- The Washington Times - Monday, August 29, 2005

Government agencies and private relief organizations flew into action yesterday in what some are describing as the largest mobilization ever for a natural disaster after Hurricane Katrina struck the Gulf Coast at dawn.

The American Red Cross said it is “mobilizing on all fronts to bring relief to storm victims” in the form of shelter for tens of thousands and hot meals for more than 500,000 people per day. The charity indicated its mobilization will be the “largest in history.”

“We are mobilizing all the resources the Red Cross can muster,” said Red Cross spokesman Pat McCrummen.

The response required is “bigger than any one agency can handle,” Mr. McCrummen said, adding that “federal, state and local agencies, disaster-relief organizations and the communities affected” will have to contribute.

James McIntyre, a spokesman, for the Federal Emergency Management Agency (FEMA), said: “Hurricane Katrina is still a dangerous storm. … Our first priority is life-saving efforts, and we’re also focusing on life-sustaining efforts.”



Mr. McIntyre said 23 medical assistance teams and two veterinary teams will be at work in Louisiana, Alabama, Mississippi and Florida.

Because of dangers such as fallen trees and downed power lines in parts of those states, FEMA teams had not been deployed to hard-hit areas.

“But we’re working to pre-position supplies, equipment and people so we can ensure a rapid response as soon as it is safe to do so,” Mr. McIntyre said yesterday.

Truckloads of goods including ice, water, generators and medical supplies are being delivered, he said.

In addition, he said, seven urban search and rescue teams were “pre-staged” in Jackson, Miss., and Shreveport, La., and will be used as needed to search for trapped flood victims.

The Red Cross set up more than 200 temporary shelters for those fleeing the storm.

Maj. Dalton Cunningham, the Salvation Army’s divisional commander for Alabama, Louisiana and Mississippi, said the organization’s “response team is growing by the minute.”

Wal-Mart yesterday announced it would donate $1 million to the Salvation Army to assist victims of Hurricane Katrina. More than 800 Wal-Mart stores were closed yesterday in Gulf Coast states affected by the hurricane.

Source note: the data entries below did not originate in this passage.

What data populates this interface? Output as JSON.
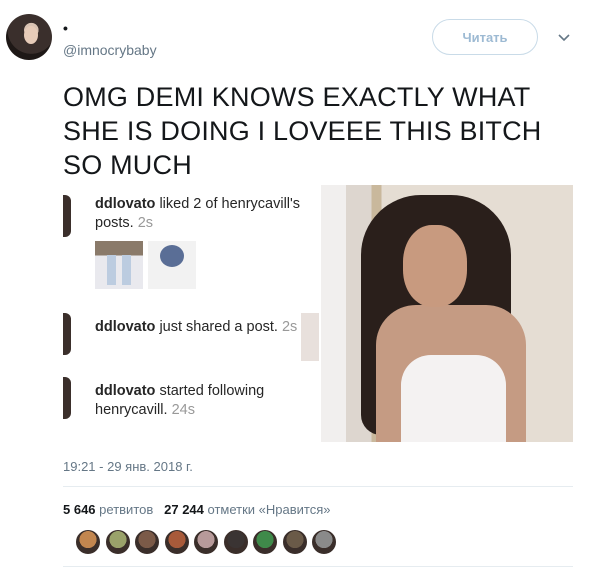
{
  "tweet": {
    "display_name": "•",
    "handle": "@imnocrybaby",
    "follow_label": "Читать",
    "text": "OMG DEMI KNOWS EXACTLY WHAT SHE IS DOING I LOVEEE THIS BITCH SO MUCH",
    "timestamp": "19:21 - 29 янв. 2018 г.",
    "retweets_count": "5 646",
    "retweets_label": "ретвитов",
    "likes_count": "27 244",
    "likes_label": "отметки «Нравится»"
  },
  "media": {
    "notifications": [
      {
        "user": "ddlovato",
        "text": " liked 2 of henrycavill's posts. ",
        "time": "2s"
      },
      {
        "user": "ddlovato",
        "text": " just shared a post. ",
        "time": "2s"
      },
      {
        "user": "ddlovato",
        "text": " started following henrycavill. ",
        "time": "24s"
      }
    ]
  },
  "likers": {
    "colors": [
      "#c2864f",
      "#9aa26a",
      "#7b5a48",
      "#a85a3a",
      "#b79a9a",
      "#3a3433",
      "#3f8a4a",
      "#6a5a48",
      "#8a8a8a"
    ]
  },
  "icons": {
    "menu": "chevron-down-icon"
  }
}
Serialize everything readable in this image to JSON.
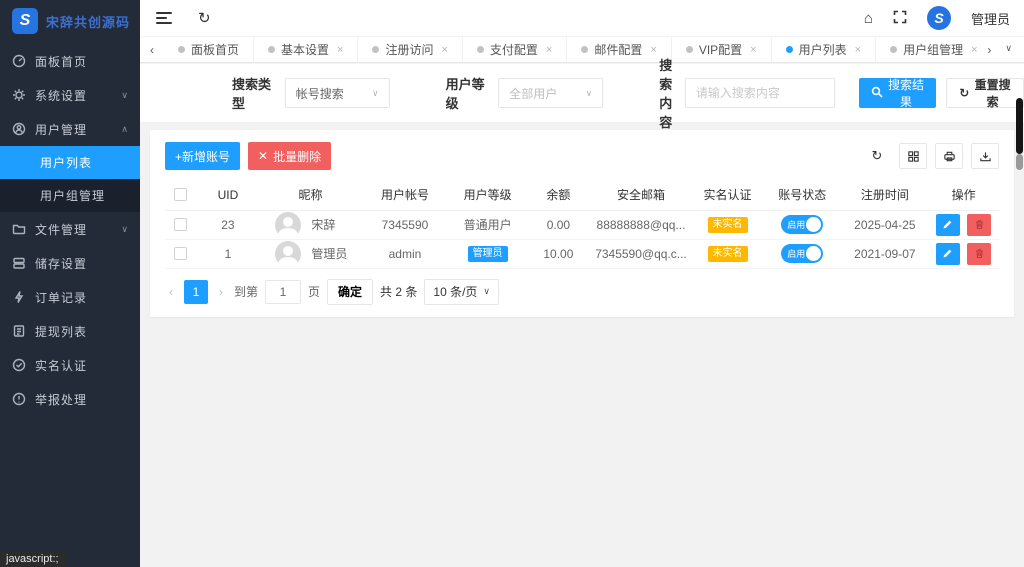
{
  "app": {
    "logo_text": "宋辞共创源码",
    "logo_letter": "S",
    "colors": {
      "primary": "#1e9fff",
      "danger": "#f15f5f",
      "warning": "#ffb800",
      "sidebar_bg": "#232b38"
    }
  },
  "glyphs": {
    "chevron_down": "∨",
    "chevron_up": "∧",
    "chevron_left": "‹",
    "chevron_right": "›",
    "refresh": "↻",
    "home": "⌂",
    "close": "×",
    "plus": "+",
    "cross": "✕"
  },
  "topbar": {
    "username": "管理员",
    "avatar_letter": "S"
  },
  "sidebar": {
    "items": [
      {
        "label": "面板首页"
      },
      {
        "label": "系统设置"
      },
      {
        "label": "用户管理"
      },
      {
        "label": "文件管理"
      },
      {
        "label": "储存设置"
      },
      {
        "label": "订单记录"
      },
      {
        "label": "提现列表"
      },
      {
        "label": "实名认证"
      },
      {
        "label": "举报处理"
      }
    ],
    "submenu": [
      {
        "label": "用户列表",
        "active": true
      },
      {
        "label": "用户组管理",
        "active": false
      }
    ]
  },
  "tabs": [
    {
      "label": "面板首页",
      "closable": false,
      "active": false
    },
    {
      "label": "基本设置",
      "closable": true,
      "active": false
    },
    {
      "label": "注册访问",
      "closable": true,
      "active": false
    },
    {
      "label": "支付配置",
      "closable": true,
      "active": false
    },
    {
      "label": "邮件配置",
      "closable": true,
      "active": false
    },
    {
      "label": "VIP配置",
      "closable": true,
      "active": false
    },
    {
      "label": "用户列表",
      "closable": true,
      "active": true
    },
    {
      "label": "用户组管理",
      "closable": true,
      "active": false
    }
  ],
  "search": {
    "type_label": "搜索类型",
    "type_value": "帐号搜索",
    "level_label": "用户等级",
    "level_value": "全部用户",
    "content_label": "搜索内容",
    "content_placeholder": "请输入搜索内容",
    "search_button": "搜索结果",
    "reset_button": "重置搜索"
  },
  "toolbar": {
    "add_button": "+新增账号",
    "delete_button": "批量删除"
  },
  "table": {
    "headers": {
      "uid": "UID",
      "nickname": "昵称",
      "account": "用户帐号",
      "level": "用户等级",
      "balance": "余额",
      "email": "安全邮箱",
      "realname": "实名认证",
      "status": "账号状态",
      "regtime": "注册时间",
      "ops": "操作"
    },
    "rows": [
      {
        "uid": "23",
        "nickname": "宋辞",
        "account": "7345590",
        "level": "普通用户",
        "balance": "0.00",
        "email": "88888888@qq...",
        "realname": "未实名",
        "status": "启用",
        "regtime": "2025-04-25"
      },
      {
        "uid": "1",
        "nickname": "管理员",
        "account": "admin",
        "level": "管理员",
        "balance": "10.00",
        "email": "7345590@qq.c...",
        "realname": "未实名",
        "status": "启用",
        "regtime": "2021-09-07"
      }
    ]
  },
  "pagination": {
    "page": "1",
    "goto_prefix": "到第",
    "goto_value": "1",
    "goto_suffix": "页",
    "confirm": "确定",
    "total": "共 2 条",
    "per_page": "10 条/页"
  },
  "statusbar": {
    "text": "javascript:;"
  }
}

The Southern Baptist Convention, in coordination with the Red Cross and the Salvation Army, is helping prepare nearly 1 million hot meals for storm victims. Jim Burton, director of volunteer mobilization for the SBC’s North American Mission Board, said Baptist volunteers will be in charge of 29 kitchens.

The Salvation Army will be serving 400,000 hot meals daily at 250 shelters set up in New Orleans and at another 150 shelters in Mobile, Ala.

Meals also will be served from 72 mobile canteens and from two 54-foot mobile kitchens that can provide 20,000 hot meals per day. The Salvation Army said the kitchens will be dispatched after FEMA’s assessment of areas hardest hit by the hurricane.